Although one would expect I would rebel in the other direction, the one thing that could not help but rub off on me is frugality.  I started working at the age of 14 and paid 1/2 of my pay to my parents as room and board, (of COURSE.)  I finally had some disposable income and you would have thought I would spend it on clothes, haircuts and such.  NO.  I was a compulsive saver.  I saved to buy my own car at the age of 16 and I saved enough to pay for college at the age of 18. I am definitely not as frugal as my father, (who, by the way, died and left my mother with several hundred thousand dollars with which she happily used for the next ten years to travel to exotic locales.)  I do, however, get a big thrill buying things on sale with deep discounts!  I’m the type who would go to JC Penny’s or Macy’s and buy the seasonal items on sale at 80% off with an additional 20% off coupon.  Who can resist shirts for $3 or pants for $5?  I clothe my 5 children in this manner, always buying the year before for clothes they would need the next year.  Once, when a local department store went out of business, they were selling children’s clothing for 50 cents each. Who could turn THAT down?????  I bought 4 RACKS of clothing!  Fortunately, I was in the process of adopting our daughter from Guatemala, so my mother and I stuffed all of the clothing in 8 large suitcases which we took with us to Guatemala.  We each put our own clothes into backpacks which we carried.  The orphanage which had so tenderly cared for my daughter was thrilled to get such an assortment of new clothes.  The director actually cried because she said all they ever got were dirty and ripped hand me downs.

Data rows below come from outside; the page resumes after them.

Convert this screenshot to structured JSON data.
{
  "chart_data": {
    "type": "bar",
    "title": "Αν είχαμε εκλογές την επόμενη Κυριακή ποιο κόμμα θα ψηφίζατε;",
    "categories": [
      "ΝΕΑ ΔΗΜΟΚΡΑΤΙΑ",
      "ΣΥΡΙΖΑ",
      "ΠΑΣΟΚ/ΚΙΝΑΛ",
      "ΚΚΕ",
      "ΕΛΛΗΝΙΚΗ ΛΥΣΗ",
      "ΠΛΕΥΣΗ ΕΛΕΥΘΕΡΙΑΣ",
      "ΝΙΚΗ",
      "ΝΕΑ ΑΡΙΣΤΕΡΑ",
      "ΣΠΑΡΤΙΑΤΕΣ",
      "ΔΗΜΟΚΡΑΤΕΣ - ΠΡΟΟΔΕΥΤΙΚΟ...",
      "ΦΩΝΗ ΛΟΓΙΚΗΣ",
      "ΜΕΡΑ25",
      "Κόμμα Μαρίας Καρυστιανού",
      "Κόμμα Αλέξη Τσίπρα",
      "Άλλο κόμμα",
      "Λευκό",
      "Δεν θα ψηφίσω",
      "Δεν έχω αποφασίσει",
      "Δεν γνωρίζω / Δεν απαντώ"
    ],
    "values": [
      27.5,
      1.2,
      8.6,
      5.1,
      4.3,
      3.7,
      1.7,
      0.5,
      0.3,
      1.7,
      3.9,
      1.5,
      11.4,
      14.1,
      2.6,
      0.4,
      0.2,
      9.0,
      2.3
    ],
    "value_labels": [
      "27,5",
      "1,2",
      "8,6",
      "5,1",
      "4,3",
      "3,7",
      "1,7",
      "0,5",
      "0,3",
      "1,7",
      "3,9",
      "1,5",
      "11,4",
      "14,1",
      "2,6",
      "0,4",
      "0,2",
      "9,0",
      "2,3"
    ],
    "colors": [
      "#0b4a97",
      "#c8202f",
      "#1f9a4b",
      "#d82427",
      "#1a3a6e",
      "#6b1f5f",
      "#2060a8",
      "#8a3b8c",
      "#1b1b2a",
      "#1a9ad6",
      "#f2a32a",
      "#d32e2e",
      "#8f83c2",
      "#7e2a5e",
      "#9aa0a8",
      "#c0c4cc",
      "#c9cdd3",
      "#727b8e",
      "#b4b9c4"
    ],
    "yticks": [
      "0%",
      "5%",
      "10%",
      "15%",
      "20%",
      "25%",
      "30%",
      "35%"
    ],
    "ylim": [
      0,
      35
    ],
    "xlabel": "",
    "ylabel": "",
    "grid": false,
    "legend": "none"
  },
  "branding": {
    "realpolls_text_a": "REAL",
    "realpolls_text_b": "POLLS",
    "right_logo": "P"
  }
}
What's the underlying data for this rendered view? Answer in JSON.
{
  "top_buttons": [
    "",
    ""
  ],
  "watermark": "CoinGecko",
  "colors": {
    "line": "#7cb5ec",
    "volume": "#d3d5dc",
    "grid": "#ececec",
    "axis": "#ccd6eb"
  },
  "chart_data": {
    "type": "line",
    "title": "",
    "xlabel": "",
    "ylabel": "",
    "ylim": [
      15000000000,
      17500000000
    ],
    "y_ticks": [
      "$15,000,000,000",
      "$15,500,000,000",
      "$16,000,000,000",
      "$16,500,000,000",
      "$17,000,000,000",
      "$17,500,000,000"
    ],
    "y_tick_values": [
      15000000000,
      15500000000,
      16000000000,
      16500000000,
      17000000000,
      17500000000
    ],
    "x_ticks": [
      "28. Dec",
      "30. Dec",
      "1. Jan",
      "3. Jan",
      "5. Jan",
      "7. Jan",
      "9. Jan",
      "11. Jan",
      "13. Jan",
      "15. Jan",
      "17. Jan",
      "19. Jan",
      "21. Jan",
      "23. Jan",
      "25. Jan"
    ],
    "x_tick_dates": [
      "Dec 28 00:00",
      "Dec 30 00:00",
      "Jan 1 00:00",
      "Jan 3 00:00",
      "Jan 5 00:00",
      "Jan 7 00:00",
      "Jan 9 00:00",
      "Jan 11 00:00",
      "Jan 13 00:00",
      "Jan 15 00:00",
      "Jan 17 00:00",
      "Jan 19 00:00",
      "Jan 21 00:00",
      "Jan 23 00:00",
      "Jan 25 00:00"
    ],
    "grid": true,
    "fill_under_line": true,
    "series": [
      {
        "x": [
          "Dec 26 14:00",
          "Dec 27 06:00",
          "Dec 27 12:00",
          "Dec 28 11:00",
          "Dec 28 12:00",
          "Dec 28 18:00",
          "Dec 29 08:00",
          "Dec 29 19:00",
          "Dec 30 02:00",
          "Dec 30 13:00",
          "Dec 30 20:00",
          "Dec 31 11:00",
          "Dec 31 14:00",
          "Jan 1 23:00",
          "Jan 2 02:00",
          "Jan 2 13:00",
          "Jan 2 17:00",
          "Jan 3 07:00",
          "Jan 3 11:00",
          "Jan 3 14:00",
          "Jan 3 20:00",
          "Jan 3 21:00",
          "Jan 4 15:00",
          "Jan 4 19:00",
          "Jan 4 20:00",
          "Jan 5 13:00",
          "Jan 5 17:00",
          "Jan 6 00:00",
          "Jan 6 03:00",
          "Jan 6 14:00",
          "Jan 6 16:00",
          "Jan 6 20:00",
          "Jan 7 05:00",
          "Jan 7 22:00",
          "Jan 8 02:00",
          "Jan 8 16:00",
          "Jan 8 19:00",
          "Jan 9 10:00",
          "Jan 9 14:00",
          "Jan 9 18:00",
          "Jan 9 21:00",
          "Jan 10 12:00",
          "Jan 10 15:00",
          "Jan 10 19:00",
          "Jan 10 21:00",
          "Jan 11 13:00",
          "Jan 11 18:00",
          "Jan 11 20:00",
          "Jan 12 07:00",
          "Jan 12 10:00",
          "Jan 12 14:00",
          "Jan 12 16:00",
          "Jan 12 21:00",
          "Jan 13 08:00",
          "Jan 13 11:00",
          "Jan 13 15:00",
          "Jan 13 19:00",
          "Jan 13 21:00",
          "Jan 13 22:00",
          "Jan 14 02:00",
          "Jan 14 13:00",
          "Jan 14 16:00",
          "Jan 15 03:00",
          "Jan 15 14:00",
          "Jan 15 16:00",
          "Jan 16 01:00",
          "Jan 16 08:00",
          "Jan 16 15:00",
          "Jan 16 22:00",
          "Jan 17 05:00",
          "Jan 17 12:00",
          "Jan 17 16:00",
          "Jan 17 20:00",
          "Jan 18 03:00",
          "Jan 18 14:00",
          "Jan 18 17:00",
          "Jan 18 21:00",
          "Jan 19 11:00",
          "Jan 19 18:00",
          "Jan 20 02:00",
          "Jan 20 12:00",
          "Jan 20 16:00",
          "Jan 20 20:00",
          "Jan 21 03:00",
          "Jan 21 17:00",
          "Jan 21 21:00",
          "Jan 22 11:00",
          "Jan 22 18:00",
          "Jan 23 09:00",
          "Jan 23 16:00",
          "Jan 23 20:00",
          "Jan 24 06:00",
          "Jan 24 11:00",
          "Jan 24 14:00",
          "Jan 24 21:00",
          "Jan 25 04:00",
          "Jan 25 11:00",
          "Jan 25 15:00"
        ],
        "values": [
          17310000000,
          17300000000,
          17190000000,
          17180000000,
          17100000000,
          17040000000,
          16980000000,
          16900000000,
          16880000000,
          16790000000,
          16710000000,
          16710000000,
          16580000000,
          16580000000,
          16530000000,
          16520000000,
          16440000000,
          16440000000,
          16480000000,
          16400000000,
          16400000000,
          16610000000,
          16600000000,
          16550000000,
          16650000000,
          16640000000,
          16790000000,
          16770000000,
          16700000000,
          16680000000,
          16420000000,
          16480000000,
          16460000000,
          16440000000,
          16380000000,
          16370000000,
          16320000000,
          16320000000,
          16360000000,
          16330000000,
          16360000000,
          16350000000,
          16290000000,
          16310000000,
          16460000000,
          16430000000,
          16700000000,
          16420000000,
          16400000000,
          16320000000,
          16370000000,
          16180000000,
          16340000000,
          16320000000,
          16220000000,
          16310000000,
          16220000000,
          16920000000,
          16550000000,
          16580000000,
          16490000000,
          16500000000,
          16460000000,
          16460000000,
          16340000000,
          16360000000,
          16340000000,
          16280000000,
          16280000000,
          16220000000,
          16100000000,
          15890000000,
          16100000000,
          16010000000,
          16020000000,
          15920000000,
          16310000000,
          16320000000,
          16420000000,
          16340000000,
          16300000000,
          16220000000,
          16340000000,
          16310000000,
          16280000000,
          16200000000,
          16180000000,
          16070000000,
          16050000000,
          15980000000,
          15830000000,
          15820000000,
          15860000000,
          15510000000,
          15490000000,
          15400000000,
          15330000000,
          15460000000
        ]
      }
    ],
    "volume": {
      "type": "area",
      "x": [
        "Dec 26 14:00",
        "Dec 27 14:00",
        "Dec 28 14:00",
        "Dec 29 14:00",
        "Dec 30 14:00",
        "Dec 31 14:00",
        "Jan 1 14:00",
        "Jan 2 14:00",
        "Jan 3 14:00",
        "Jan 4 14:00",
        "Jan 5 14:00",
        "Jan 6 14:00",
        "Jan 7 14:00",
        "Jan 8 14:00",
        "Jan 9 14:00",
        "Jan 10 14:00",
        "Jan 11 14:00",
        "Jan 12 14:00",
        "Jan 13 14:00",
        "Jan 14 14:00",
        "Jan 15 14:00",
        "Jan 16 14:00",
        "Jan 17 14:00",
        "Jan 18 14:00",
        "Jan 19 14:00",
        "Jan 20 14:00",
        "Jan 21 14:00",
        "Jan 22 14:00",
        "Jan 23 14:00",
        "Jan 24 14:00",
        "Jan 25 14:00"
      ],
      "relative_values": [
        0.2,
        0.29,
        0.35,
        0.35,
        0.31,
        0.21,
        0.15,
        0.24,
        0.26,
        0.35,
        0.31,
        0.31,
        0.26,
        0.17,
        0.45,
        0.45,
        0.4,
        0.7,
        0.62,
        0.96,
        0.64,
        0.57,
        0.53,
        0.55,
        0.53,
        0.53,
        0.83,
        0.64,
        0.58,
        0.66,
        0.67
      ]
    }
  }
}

I no longer do the grocery shopping in my house because, like my father, I would only by items which were deeply on sale.  My husband is not a canned vegetable kind of guy.  In fact, I was lucky enough to marry a cook, so he does all of his own shopping, regularly visiting the local farm for fresh produce or the local meat market for fresh meat or fish.  My cupboards and refrigerator are always full of great food and I never have to worry about how much it cost!

Which brings me back to my drugstore sojourn yesterday when, browsing the aisles, I noticed that some of the make-up items were 75% off.  (PLUS I had a $5 off coupon for the store!  What could be better?)  I picked out the marked-down items and proudly brought them to the register.  I was happy!  I was frugal!  I was an idiot!  When I got the items home and tried to use them, I was horrified to learn I had bought powdered make-up such an ugly color that when I put it on I looked like I had pancake make-up on my face. (I’m not talking about pancake make-up they were in the movies, I’m talking about make-up that actually looked like I was wearing pancake flour on my face!)  I tried the blush and it was so red that my cheeks looked like a clown.  The lipstick was brown.  (UGH!)  The mascara was not waterproof, (something I HATE because by night time I being to look like a raccoon.)  And WHY hadn’t I noticed that the nail polish was green???  For the first time in my life I looked at my white powdered, red cheeked, brown lipped self in the mirror and I thought “I am officially crazy!”  Oh, well, its a good thing that I think I am pretty on the INSIDE!